Druid Theatre and John Millington Synge
by Patrick Lonergan
In 1982, Garry Hynes described John Millington Synge as Druid Theatre’s ‘house playwright’. That statement was intended to be humorous – but there’s a lot of truth in it too. Druid’s development from being a regional theatre to the internationally acclaimed company we know today has been intimately interconnected with its work on Synge. Similarly, our knowledge of the playwright himself has been refined – and redefined – by the company’s productions of his dramas. And of course there are echoes of Synge in Druid’s productions of other important Irish dramatists, such as John B Keane, M.J. Molly, Martin McDonagh, and others.
The history of Druid Theatre begins in 1975, with a production of The Playboy of the Western World. Two of the company’s three founders – actor Marie Mullen and director Garry Hynes – had recently completed their studies at University College Galway, where both had been active in the student drama society. The third founder, Mick Lally, was teaching in Tuam, and acting with Galway’s Taidbhearc na Gaillimhe, the national Irish language theatre. A decision had been made to produce summer theatre for Galway, and The Playboy was chosen as an ideal inaugural production.
The play opened on 3 July 1975, and was an instant success, receiving attendances of up to 200 people a night at Galway’s Jesuit Hall. The company’s founding members had central roles both on and off-stage, with Mick Lally and Marie Mullen playing opposite each other as Christopher Mahon and Pegeen Mike, while also taking on stage-management and costume design respectively.
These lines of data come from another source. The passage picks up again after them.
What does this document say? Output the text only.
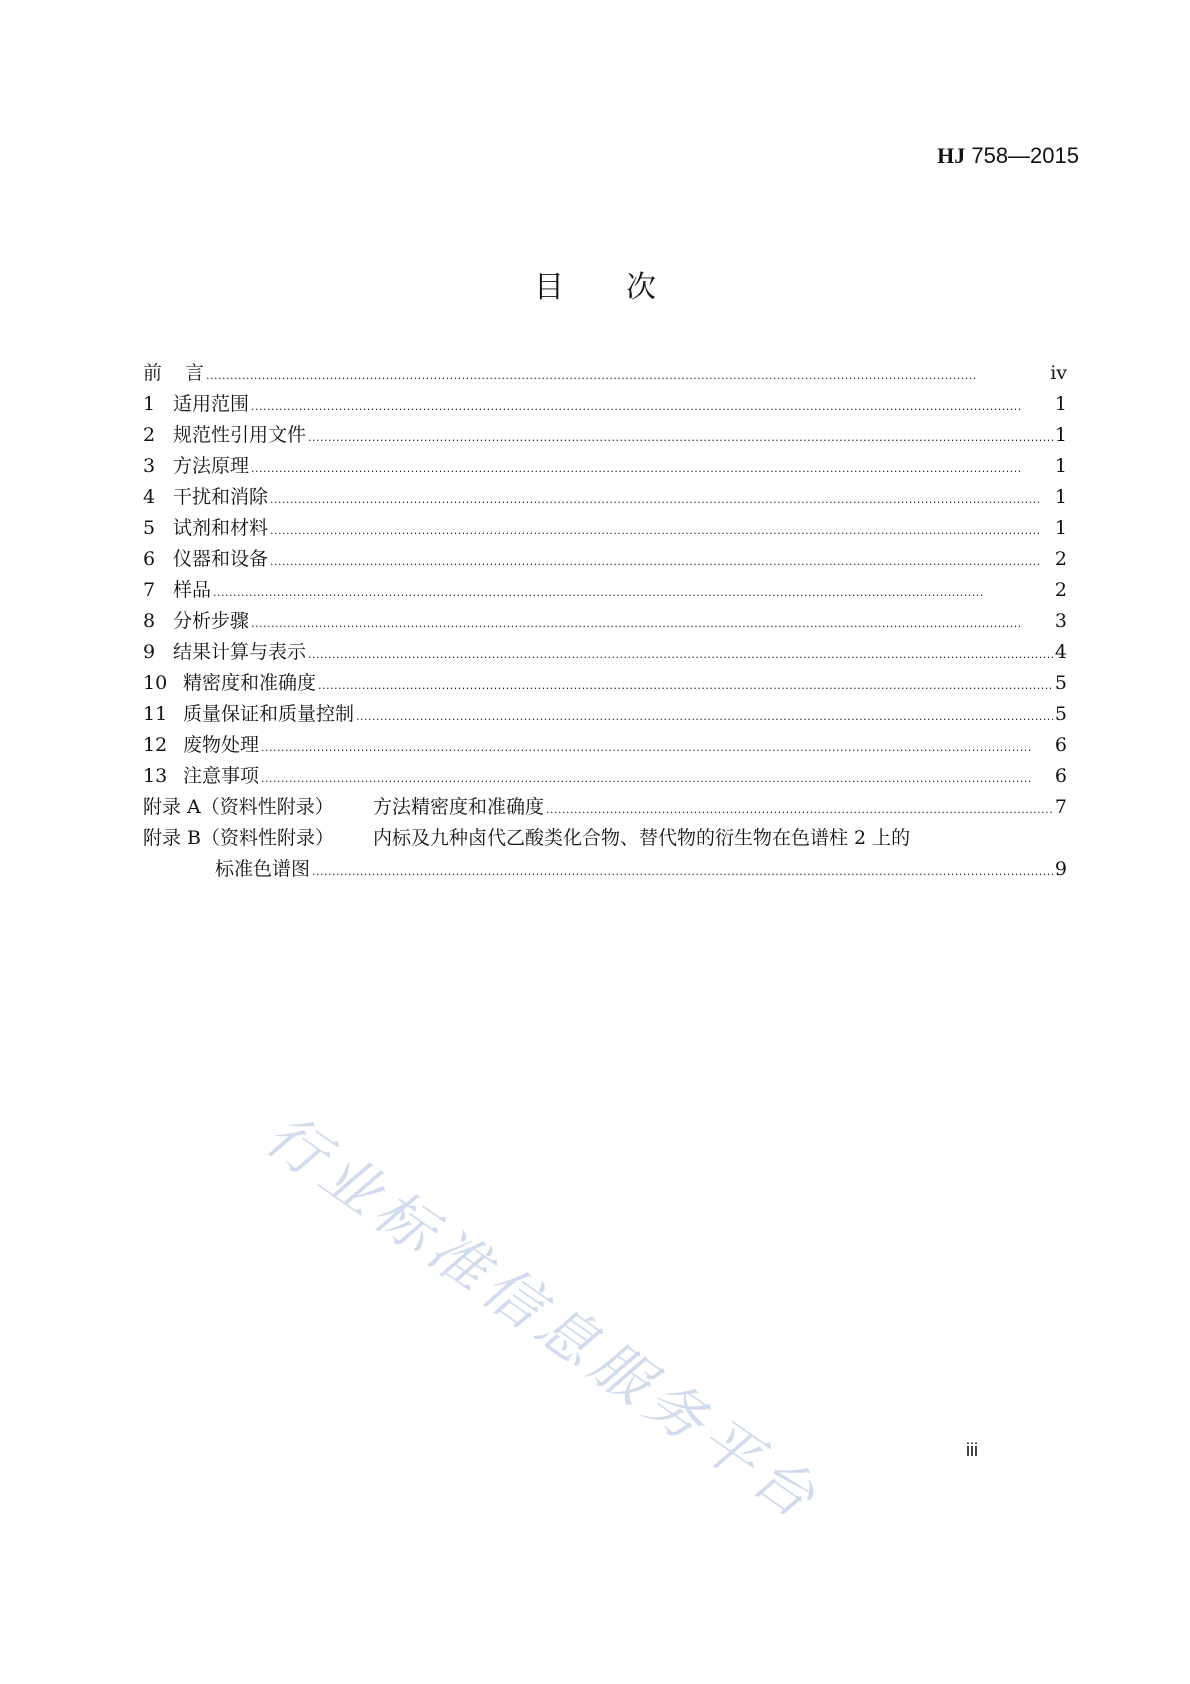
HJ 758—2015
目次
前	言 . . .	iv
1 适用范围 . . .	1
2 规范性引用文件 . . .	1
3 方法原理 . . .	1
4 干扰和消除 . . .	1
5 试剂和材料 . . .	1
6 仪器和设备 . . .	2
7 样品 . . .	2
8 分析步骤 . . .	3
9 结果计算与表示 . . .	4
10 精密度和准确度 . . .	5
11 质量保证和质量控制 . . .	5
12 废物处理 . . .	6
13 注意事项 . . .	6
附录 A（资料性附录）	方法精密度和准确度 . . .	7
附录 B（资料性附录）	内标及九种卤代乙酸类化合物、替代物的衍生物在色谱柱 2 上的
标准色谱图 . . .	9
行业标准信息服务平台	iii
Garry Hynes directed, designed lights and, for a limited time, played Sara Tansey.
The company had been struck during this first production by the power of Synge’s work, and resolved to return to it at the earliest opportunity. This happened the following year, when Druid presented The Glens of Rathvanna, an adaptation of Synge’s prose, which included performances of The Tinker’s Wedding (receiving only its second ever Irish production), and The Shadow of the Glen. In 1977, another production of The Playboy of the Western World was presented in Flaherty’s pub – where the real turf fire brought a (somewhat hazy) air of authenticity to the performance.
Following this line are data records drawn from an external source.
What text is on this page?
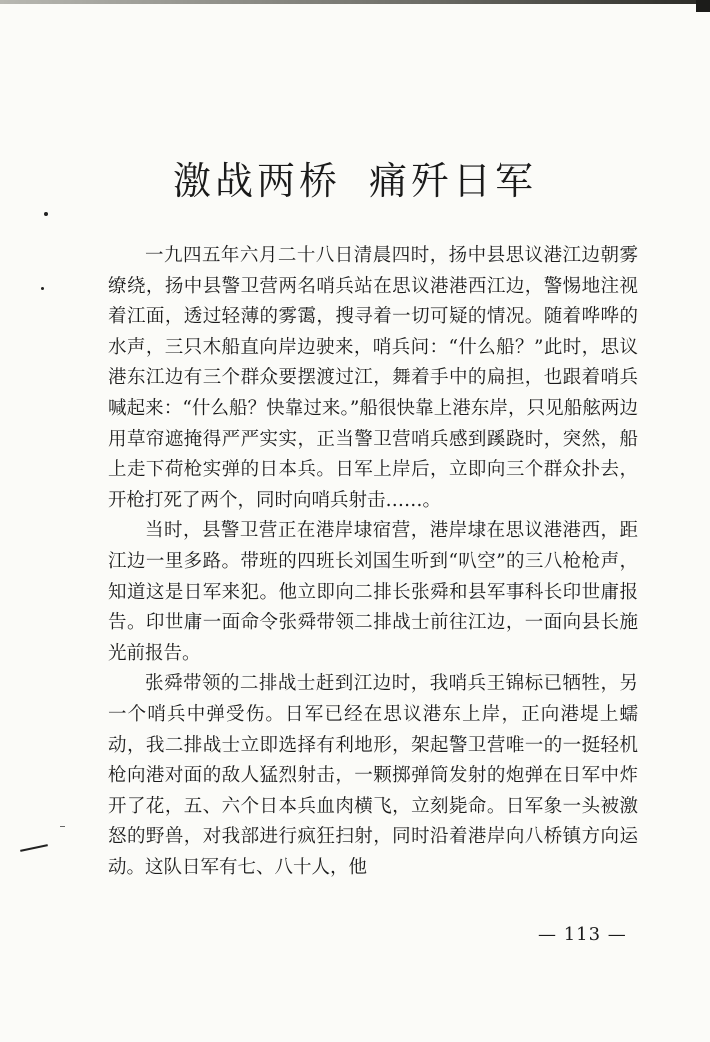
激战两桥 痛歼日军

一九四五年六月二十八日清晨四时，扬中县思议港江边朝雾缭绕，扬中县警卫营两名哨兵站在思议港港西江边，警惕地注视着江面，透过轻薄的雾霭，搜寻着一切可疑的情况。随着哗哗的水声，三只木船直向岸边驶来，哨兵问：“什么船？”此时，思议港东江边有三个群众要摆渡过江，舞着手中的扁担，也跟着哨兵喊起来：“什么船？快靠过来。”船很快靠上港东岸，只见船舷两边用草帘遮掩得严严实实，正当警卫营哨兵感到蹊跷时，突然，船上走下荷枪实弹的日本兵。日军上岸后，立即向三个群众扑去，开枪打死了两个，同时向哨兵射击……。

当时，县警卫营正在港岸埭宿营，港岸埭在思议港港西，距江边一里多路。带班的四班长刘国生听到“叭空”的三八枪枪声，知道这是日军来犯。他立即向二排长张舜和县军事科长印世庸报告。印世庸一面命令张舜带领二排战士前往江边，一面向县长施光前报告。

张舜带领的二排战士赶到江边时，我哨兵王锦标已牺牲，另一个哨兵中弹受伤。日军已经在思议港东上岸，正向港堤上蠕动，我二排战士立即选择有利地形，架起警卫营唯一的一挺轻机枪向港对面的敌人猛烈射击，一颗掷弹筒发射的炮弹在日军中炸开了花，五、六个日本兵血肉横飞，立刻毙命。日军象一头被激怒的野兽，对我部进行疯狂扫射，同时沿着港岸向八桥镇方向运动。这队日军有七、八十人，他

— 113 —
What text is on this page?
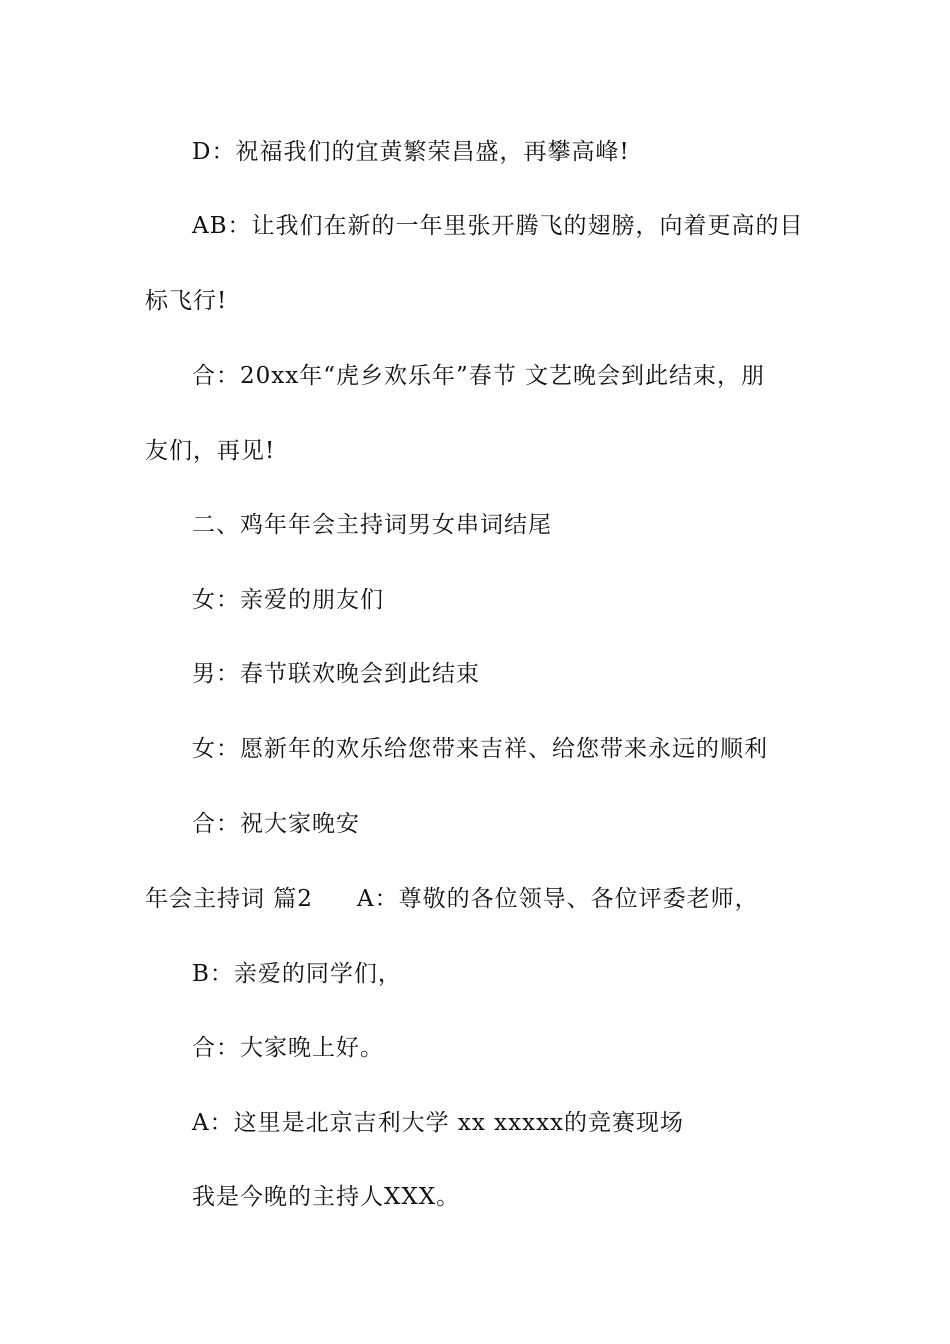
D：祝福我们的宜黄繁荣昌盛，再攀高峰!
AB：让我们在新的一年里张开腾飞的翅膀，向着更高的目
标飞行!
合：20xx年“虎乡欢乐年”春节 文艺晚会到此结束，朋
友们，再见!
二、鸡年年会主持词男女串词结尾
女：亲爱的朋友们
男：春节联欢晚会到此结束
女：愿新年的欢乐给您带来吉祥、给您带来永远的顺利
合：祝大家晚安
年会主持词 篇2 A：尊敬的各位领导、各位评委老师，
B：亲爱的同学们，
合：大家晚上好。
A：这里是北京吉利大学 xx xxxxx的竞赛现场
我是今晚的主持人XXX。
Arguably the most significant – and to date the most influential – production by Druid of The Playboy appeared in 1982. Regarded by many of the definitive Playboy, it did a great deal to revitalise Synge for Irish audiences, presenting the play’s sexuality and violence with an unflinching realism. Revived throughout the 1980s, this production made history in many ways. It firmly established Druid’s national and international reputation, picking up a host of awards during visits to Edinburgh, London, New York, and Sydney. It also toured throughout Ireland, including a celebrated visit to each of the three Aran Islands – showing how Druid pioneered the development of regional theatre in Ireland.
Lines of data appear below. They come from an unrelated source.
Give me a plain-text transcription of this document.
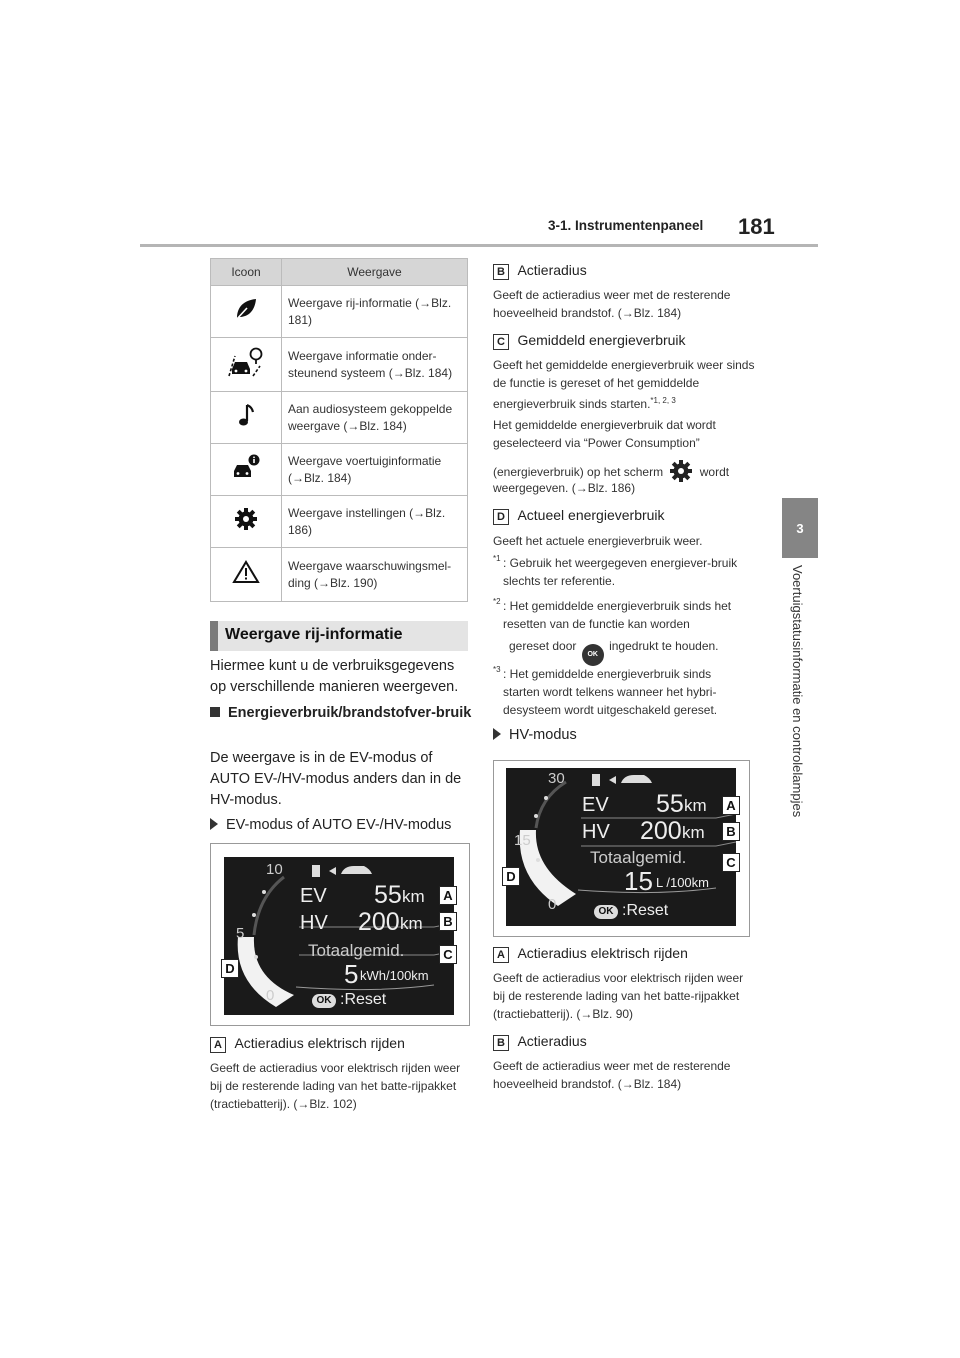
3-1. Instrumentenpaneel 181
3
Voertuigstatusinformatie en controlelampjes
Icoon	Weergave
	Weergave rij-informatie (→Blz. 181)
	Weergave informatie onder-steunend systeem (→Blz. 184)
	Aan audiosysteem gekoppelde weergave (→Blz. 184)
	Weergave voertuiginformatie (→Blz. 184)
	Weergave instellingen (→Blz. 186)
	Weergave waarschuwingsmel-ding (→Blz. 190)
Weergave rij-informatie
Hiermee kunt u de verbruiksgegevens op verschillende manieren weergeven.
Energieverbruik/brandstofver-bruik
De weergave is in de EV-modus of AUTO EV-/HV-modus anders dan in de HV-modus.
EV-modus of AUTO EV-/HV-modus
10
5
0
EV 55 km
HV 200 km
Totaalgemid.
5 kWh/100km
OK :Reset
A
B
C
D
A Actieradius elektrisch rijden
Geeft de actieradius voor elektrisch rijden weer bij de resterende lading van het batte-rijpakket (tractiebatterij). (→Blz. 102)
B Actieradius
Geeft de actieradius weer met de resterende hoeveelheid brandstof. (→Blz. 184)
C Gemiddeld energieverbruik
Geeft het gemiddelde energieverbruik weer sinds de functie is gereset of het gemiddelde energieverbruik sinds starten.$^{*1, 2, 3}$
Het gemiddelde energieverbruik dat wordt geselecteerd via “Power Consumption”
(energieverbruik) op het scherm	wordt
weergegeven. (→Blz. 186)
D Actueel energieverbruik
Geeft het actuele energieverbruik weer.
*1 : Gebruik het weergegeven energiever-bruik slechts ter referentie.
*2 : Het gemiddelde energieverbruik sinds het resetten van de functie kan worden
gereset door OK ingedrukt te houden.
*3 : Het gemiddelde energieverbruik sinds starten wordt telkens wanneer het hybri-desysteem wordt uitgeschakeld gereset.
HV-modus
30
15
0
EV 55 km
HV 200 km
Totaalgemid.
15 L /100km
OK :Reset
A
B
C
D
A Actieradius elektrisch rijden
Geeft de actieradius voor elektrisch rijden weer bij de resterende lading van het batte-rijpakket (tractiebatterij). (→Blz. 90)
B Actieradius
Geeft de actieradius weer met de resterende hoeveelheid brandstof. (→Blz. 184)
Druid’s decision to stage all of Synge’s works together – a task never before attempted– was first mooted in the late 1990s, and has been eagerly anticipated since that time. Rising Irish film-star Cillian Murphy took on the role of Christy in the first DruidSynge performance – a 2004 Playboy, which toured to Geesala, Co Mayo, the Aran Islands, and Dun Chaoin in West Kerry – while also travelling to Castlebar, Ennis, Tralee, and Dublin. In March 2005, Druid brought that production to the Perth Arts Festival in Western Australia, with Aaron Monaghan taking over the role of Christy. Productions of The Tinker’s Wedding and The Well of The Saints appeared in 2004, touring to the Dublin Theatre Festival.
Documentation of previous Druid productions of Synge has been generated both privately within Druid, and in the public domain. A televised version of the stage production of Playboy was recorded at the Donmmar Warehouse in 1985, while a 1982 RTE documentary captures the visit of Playboy to Inis Meáin.
Adrian Frazier, Playboys of The Western World (Carysfort Press, 2004)
Druid Theatre, Druid – the First Ten Years, (Druid, 1985).